Association football career
- Full name: Luis Márquez Marmolejo
- Position(s): Forward

Senior career*
- Years: Team / Apps / (Gls)
- 1898–1904: Athletic Club

= Luis Márquez (footballer, born 1876) =

Spanish footballer (1876–1930)

Luis Márquez Marmolejo (1876 – 1930) was a Spanish football executive who was the first-ever president of Athletic Club. He is regarded as one of the most important figures in the amateur beginnings of Athletic Club, being among the seven founders of the club in 1898, and then serving the club as its first president between 1901 and 1902, when he was replaced by Juan Astorquia.

==Foundation of Athletic==
Márquez was born in the Huelva town of Moguer in 1876. He married Magdalena Moral, from Alava. He worked in Bilbao as a commercial employee in various companies, including the Cementos Cosmos company, where he worked as an administrative manager.
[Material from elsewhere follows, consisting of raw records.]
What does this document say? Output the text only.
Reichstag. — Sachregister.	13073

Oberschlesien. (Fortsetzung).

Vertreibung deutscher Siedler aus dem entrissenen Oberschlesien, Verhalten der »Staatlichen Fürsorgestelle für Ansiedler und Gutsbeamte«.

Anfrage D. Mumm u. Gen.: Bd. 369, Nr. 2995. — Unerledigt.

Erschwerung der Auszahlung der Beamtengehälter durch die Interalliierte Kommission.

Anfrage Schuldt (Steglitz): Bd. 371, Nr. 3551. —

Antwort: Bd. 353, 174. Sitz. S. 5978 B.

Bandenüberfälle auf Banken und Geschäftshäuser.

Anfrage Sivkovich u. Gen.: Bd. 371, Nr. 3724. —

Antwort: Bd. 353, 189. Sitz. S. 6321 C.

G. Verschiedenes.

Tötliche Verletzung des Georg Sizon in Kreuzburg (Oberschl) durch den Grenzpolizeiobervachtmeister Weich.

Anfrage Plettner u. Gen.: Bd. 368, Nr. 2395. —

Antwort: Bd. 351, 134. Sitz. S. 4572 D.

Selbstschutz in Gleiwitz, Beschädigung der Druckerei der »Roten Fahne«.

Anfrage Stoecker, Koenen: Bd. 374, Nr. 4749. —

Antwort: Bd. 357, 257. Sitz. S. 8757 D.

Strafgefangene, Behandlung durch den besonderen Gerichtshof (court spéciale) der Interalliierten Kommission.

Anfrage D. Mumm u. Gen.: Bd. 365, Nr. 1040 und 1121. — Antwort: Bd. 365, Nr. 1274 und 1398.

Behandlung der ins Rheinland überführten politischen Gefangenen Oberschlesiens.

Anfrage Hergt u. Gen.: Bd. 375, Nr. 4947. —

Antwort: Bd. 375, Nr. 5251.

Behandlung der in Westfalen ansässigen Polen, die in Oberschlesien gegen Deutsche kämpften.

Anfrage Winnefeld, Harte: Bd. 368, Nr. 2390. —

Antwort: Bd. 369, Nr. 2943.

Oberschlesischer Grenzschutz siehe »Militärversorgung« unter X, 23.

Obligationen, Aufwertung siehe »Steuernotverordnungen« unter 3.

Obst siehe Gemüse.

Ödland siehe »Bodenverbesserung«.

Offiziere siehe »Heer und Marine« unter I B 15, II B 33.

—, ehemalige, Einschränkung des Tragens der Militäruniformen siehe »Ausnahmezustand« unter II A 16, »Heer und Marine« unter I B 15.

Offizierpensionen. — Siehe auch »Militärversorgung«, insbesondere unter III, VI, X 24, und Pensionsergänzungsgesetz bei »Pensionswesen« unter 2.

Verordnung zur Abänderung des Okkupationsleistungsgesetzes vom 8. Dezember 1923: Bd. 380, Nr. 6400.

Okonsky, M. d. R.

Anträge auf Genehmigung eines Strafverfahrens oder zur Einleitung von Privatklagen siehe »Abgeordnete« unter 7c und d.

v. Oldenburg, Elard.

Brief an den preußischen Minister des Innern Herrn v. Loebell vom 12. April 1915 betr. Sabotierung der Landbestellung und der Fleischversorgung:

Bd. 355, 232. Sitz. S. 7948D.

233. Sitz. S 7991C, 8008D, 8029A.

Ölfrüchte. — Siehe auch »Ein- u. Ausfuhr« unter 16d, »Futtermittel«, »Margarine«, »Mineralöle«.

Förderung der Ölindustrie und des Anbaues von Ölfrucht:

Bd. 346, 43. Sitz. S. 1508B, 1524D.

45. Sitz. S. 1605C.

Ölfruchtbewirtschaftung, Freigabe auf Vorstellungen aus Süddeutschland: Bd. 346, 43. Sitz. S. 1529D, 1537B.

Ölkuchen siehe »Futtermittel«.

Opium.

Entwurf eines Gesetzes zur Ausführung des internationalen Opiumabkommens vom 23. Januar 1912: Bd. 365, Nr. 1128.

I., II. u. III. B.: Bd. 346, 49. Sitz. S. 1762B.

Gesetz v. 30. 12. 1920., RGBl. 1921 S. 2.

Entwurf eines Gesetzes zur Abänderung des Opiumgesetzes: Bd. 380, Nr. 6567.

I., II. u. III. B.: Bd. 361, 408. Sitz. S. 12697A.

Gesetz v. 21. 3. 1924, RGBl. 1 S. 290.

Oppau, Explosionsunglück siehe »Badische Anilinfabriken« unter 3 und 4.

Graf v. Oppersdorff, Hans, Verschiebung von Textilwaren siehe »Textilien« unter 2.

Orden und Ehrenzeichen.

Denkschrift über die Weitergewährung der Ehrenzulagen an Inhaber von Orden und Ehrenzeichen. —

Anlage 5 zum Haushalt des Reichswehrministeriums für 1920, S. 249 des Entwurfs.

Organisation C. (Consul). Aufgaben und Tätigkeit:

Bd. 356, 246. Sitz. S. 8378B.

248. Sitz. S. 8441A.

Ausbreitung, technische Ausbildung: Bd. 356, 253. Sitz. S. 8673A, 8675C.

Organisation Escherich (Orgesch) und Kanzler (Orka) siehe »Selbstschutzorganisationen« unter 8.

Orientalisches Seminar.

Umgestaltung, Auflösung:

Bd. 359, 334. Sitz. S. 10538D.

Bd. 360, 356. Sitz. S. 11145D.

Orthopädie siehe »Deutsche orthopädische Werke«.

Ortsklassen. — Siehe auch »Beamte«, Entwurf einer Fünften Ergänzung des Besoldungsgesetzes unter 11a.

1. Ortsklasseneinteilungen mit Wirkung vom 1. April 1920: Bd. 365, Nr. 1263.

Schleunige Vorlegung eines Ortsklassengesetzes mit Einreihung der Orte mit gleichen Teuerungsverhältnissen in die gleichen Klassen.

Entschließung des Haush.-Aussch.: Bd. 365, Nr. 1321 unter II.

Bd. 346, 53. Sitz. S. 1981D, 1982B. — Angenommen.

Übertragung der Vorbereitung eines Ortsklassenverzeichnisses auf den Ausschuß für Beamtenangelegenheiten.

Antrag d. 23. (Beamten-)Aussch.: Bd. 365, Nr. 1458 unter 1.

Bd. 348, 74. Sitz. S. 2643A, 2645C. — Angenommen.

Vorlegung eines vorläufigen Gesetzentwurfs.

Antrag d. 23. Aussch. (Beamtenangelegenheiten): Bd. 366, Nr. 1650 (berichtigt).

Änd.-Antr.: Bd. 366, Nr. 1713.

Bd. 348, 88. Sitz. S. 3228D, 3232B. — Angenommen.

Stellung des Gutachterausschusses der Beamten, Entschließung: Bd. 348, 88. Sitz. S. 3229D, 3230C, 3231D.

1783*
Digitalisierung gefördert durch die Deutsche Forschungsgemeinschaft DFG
As a young man he developed an interest in football after watching some football games between British workers at the Hippodrome of Lamiako next to Bilbao, and like many other Bilbainos, he began to play this new sport in Lamiako, notably with six students belonging to the Gymnasium Zamacois: Juan Astorquia, Alejandro Acha, Fernando and Pedro Iraolagoitia, Enrique Goiri and Eduardo Montejo. In 1898, the idea of founding a football society came out of those games, and they opened a practice center in Lamiako, thus unofficially founding the Athletic Club (using the English spelling). Although they were founded in 1898, Athletic Club de Bilbao was not officially established until 5 September 1901, in a meeting held in the Café San Gervasio de Cassolas, in which they formalized the first board of directors with Márquez being named the club's first-ever president. On the other hand, Juan Astorquia was named the club's first-ever captain, and it was he who took over from Luis Márquez in 1902.

==Death==
Márquez died in Bilbao in 1930 at the age of 54.